可能性は少ないが、新党との連立によっても過半数に届かなかった場合の民主党が政権欲に駆られて共産党に触手を伸ばすケースである。つまり共産党がキャスティングボートを握るケース。
この場合、共産党は民主党(または民主党・新党連合)に閣外協力などの方法によって「よりまし政治」への妥協を迫ることが可能であろう。このケースでは、政権入りに色気をもった共産党が現在よりいっそう現実主義化・右傾化してしまう可能性もあるが、それでも民主党政権の悪政が部分的に防げるだけでなく一定の政治的前進が実現される可能性さえ否定出来まい。共産党が選挙や政権参加についての何がしかの協定を民主党と結ばずとも、選挙後の国会の勢力分布によっては考えられるケースである。
つまり、民主党政権の誕生には、原氏が到来の必要を力説する(1)のケース以外に(2)のケースも考えられるのである。
そしてこの(2)のケースは、たとえ共産党が二大政党化の嵐の中で敗北を喫し、現在より議席を後退させたとしても、なお可能性があるのである。民主党や新党の獲得議席数と連立工作の動向によっては、共産党がキャスティングボートを握ることが十分あり得るのだ(なお、民・公連立の可能性であるが、自民との選挙協力で民主と激突し、自・公過半数割れの場合には下野せざるを得ない公明と民主が連立を組むことは困難であろう。政権亡者の公明の側はともかくも、民主にとって公明と手を組むことは共産の閣外協力による政権担当よりもなおいっそう大きな政治的道義的困難を伴うはずだからである)。

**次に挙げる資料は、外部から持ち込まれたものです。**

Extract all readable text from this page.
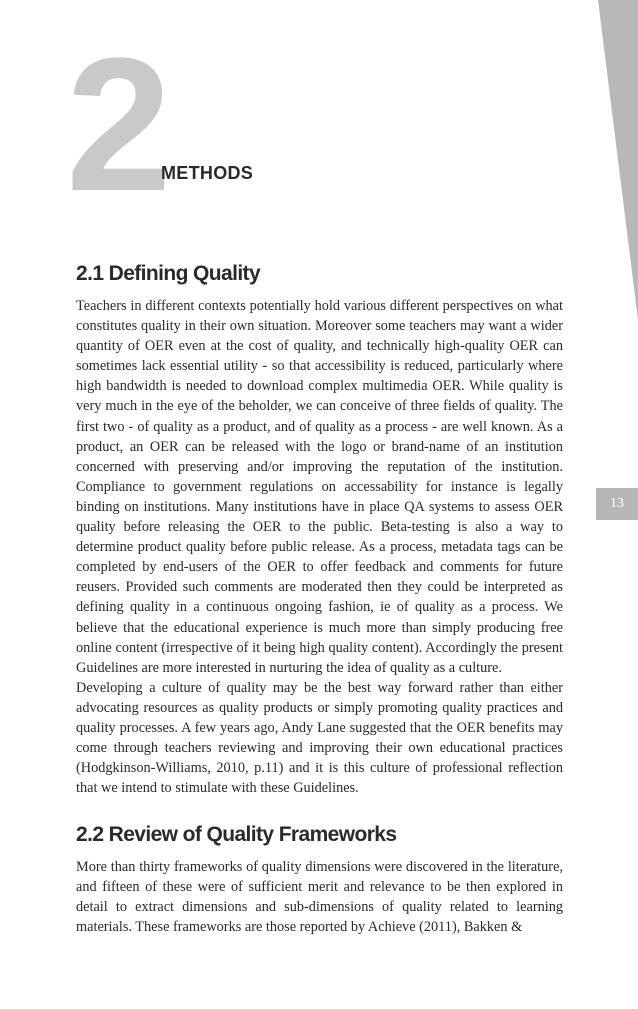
13
2
METHODS
2.1 Defining Quality

Teachers in different contexts potentially hold various different perspectives on what constitutes quality in their own situation. Moreover some teachers may want a wider quantity of OER even at the cost of quality, and technically high-quality OER can sometimes lack essential utility - so that accessibility is reduced, particularly where high bandwidth is needed to download complex multimedia OER. While quality is very much in the eye of the beholder, we can conceive of three fields of quality. The first two - of quality as a product, and of quality as a process - are well known. As a product, an OER can be released with the logo or brand-name of an institution concerned with preserving and/or improving the reputation of the institution. Compliance to government regulations on accessability for instance is legally binding on institutions. Many institutions have in place QA systems to assess OER quality before releasing the OER to the public. Beta-testing is also a way to determine product quality before public release. As a process, metadata tags can be completed by end-users of the OER to offer feedback and comments for future reusers. Provided such comments are moderated then they could be interpreted as defining quality in a continuous ongoing fashion, ie of quality as a process. We believe that the educational experience is much more than simply producing free online content (irrespective of it being high quality content). Accordingly the present Guidelines are more interested in nurturing the idea of quality as a culture.

Developing a culture of quality may be the best way forward rather than either advocating resources as quality products or simply promoting quality practices and quality processes. A few years ago, Andy Lane suggested that the OER benefits may come through teachers reviewing and improving their own educational practices (Hodgkinson-Williams, 2010, p.11) and it is this culture of professional reflection that we intend to stimulate with these Guidelines.

2.2 Review of Quality Frameworks

More than thirty frameworks of quality dimensions were discovered in the literature, and fifteen of these were of sufficient merit and relevance to be then explored in detail to extract dimensions and sub-dimensions of quality related to learning materials. These frameworks are those reported by Achieve (2011), Bakken &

さて、告示日に最終的に確認された275候補擁立という共産党の小選挙区立候補状況は、上記(1)も(2)も同党の念頭には全くないということを明らかにするものであった。共産党は、郵政「造反組」の立候補により公明党現職が危機的状況に陥っている東京12区などでももちろんのこと、多くの伯仲選挙区で今回も自・公軍団の「応援団」の役割を果たそうとしている。小選挙区選挙での共産党は、郵政「造反組」の支持層よりも民主党票を喰い荒らし、「造反組」候補を助けるだけの役割になりそうな広島6区の刺客・ホリエモン並みの存在でしかない。キャスティングボート掌握の可能性を考慮しない同党の「小児病」に対する「セクト主義」、「近視眼」といった批判は、けっしてタメにするものではないだろう。
今からでも遅くないのである。共産党は、当選の可能性のない50程度の伯仲選挙区で自党の小選挙区候補をただちに降ろすべきである。

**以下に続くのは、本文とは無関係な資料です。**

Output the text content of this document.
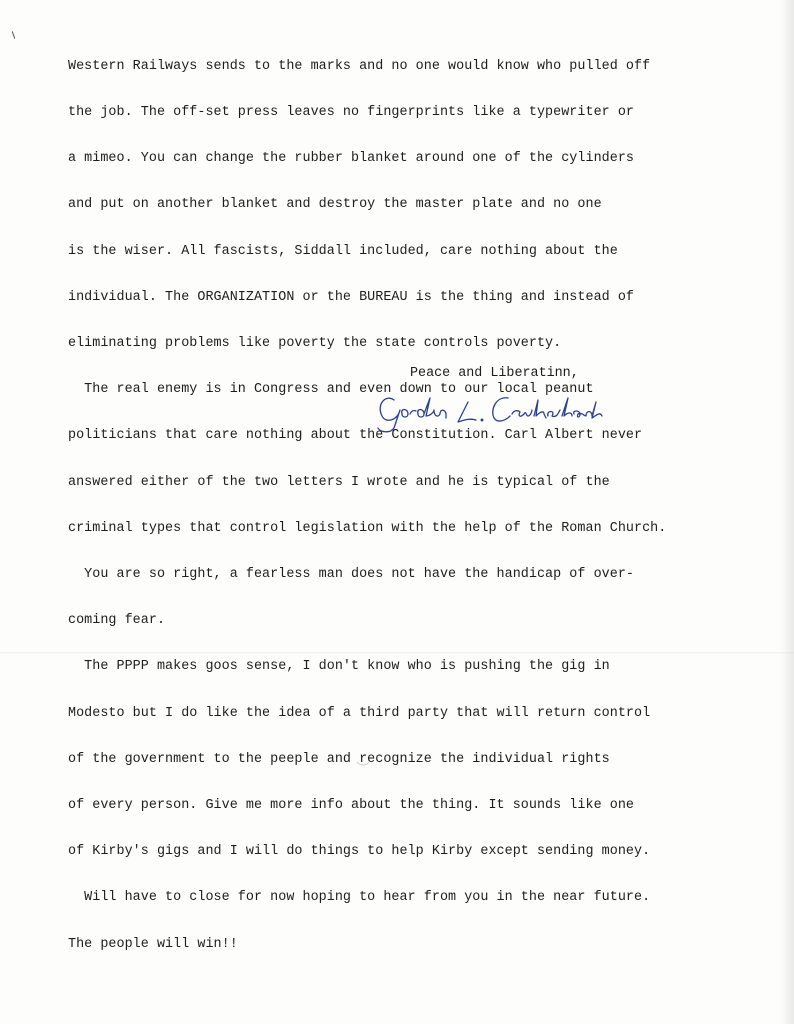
Western Railways sends to the marks and no one would know who pulled off

the job. The off-set press leaves no fingerprints like a typewriter or

a mimeo. You can change the rubber blanket around one of the cylinders

and put on another blanket and destroy the master plate and no one

is the wiser. All fascists, Siddall included, care nothing about the

individual. The ORGANIZATION or the BUREAU is the thing and instead of

eliminating problems like poverty the state controls poverty.

The real enemy is in Congress and even down to our local peanut

politicians that care nothing about the Constitution. Carl Albert never

answered either of the two letters I wrote and he is typical of the

criminal types that control legislation with the help of the Roman Church.

You are so right, a fearless man does not have the handicap of over-

coming fear.

The PPPP makes goos sense, I don't know who is pushing the gig in

Modesto but I do like the idea of a third party that will return control

of the government to the peeple and recognize the individual rights

of every person. Give me more info about the thing. It sounds like one

of Kirby's gigs and I will do things to help Kirby except sending money.

Will have to close for now hoping to hear from you in the near future.

The people will win!!

Peace and Liberatinn,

275分の50程度であれば、比例選挙への影響も軽微であろう。否、伯仲選挙区の候補者を取り下げる事で、共産党にはその柔軟な対応を好感した有権者からの新たな比例票さえ寄せられるのではないのか?候補者を降ろす事で空白区となる選挙区も比例候補を重点的にハリツケにすることによりカバーすることは十分可能なのである。
この決断は、選挙結果や選挙後の日本政界に大きな影響力をもつ可能性を確保することになるであろう。
このままで選挙後に伯仲国会が生まれた場合、共産党は院内情勢の激変に対応できまい。共産党に当選を「妨害」された民主党議員の多くは、自党の議席が過半数に迫れば迫るほど共産党への反感を膨らませるだけであろう。反感に対して独善で応じても日本の政治の大局的変化を主導することは出来ないのである。「孤高」の姿勢を貫いても、「蚊帳の外」では政治責任の放棄でしかなかろう。自・公軍団の公明党のように選挙協定や政策協定(連立関係)を結ばなくとも、他党の依存関係を創り出し激動の時代に主導権を握ることは可能なのである。
今、「たしかな野党」には、「小児病」を克服した大人の戦術が求められていよう。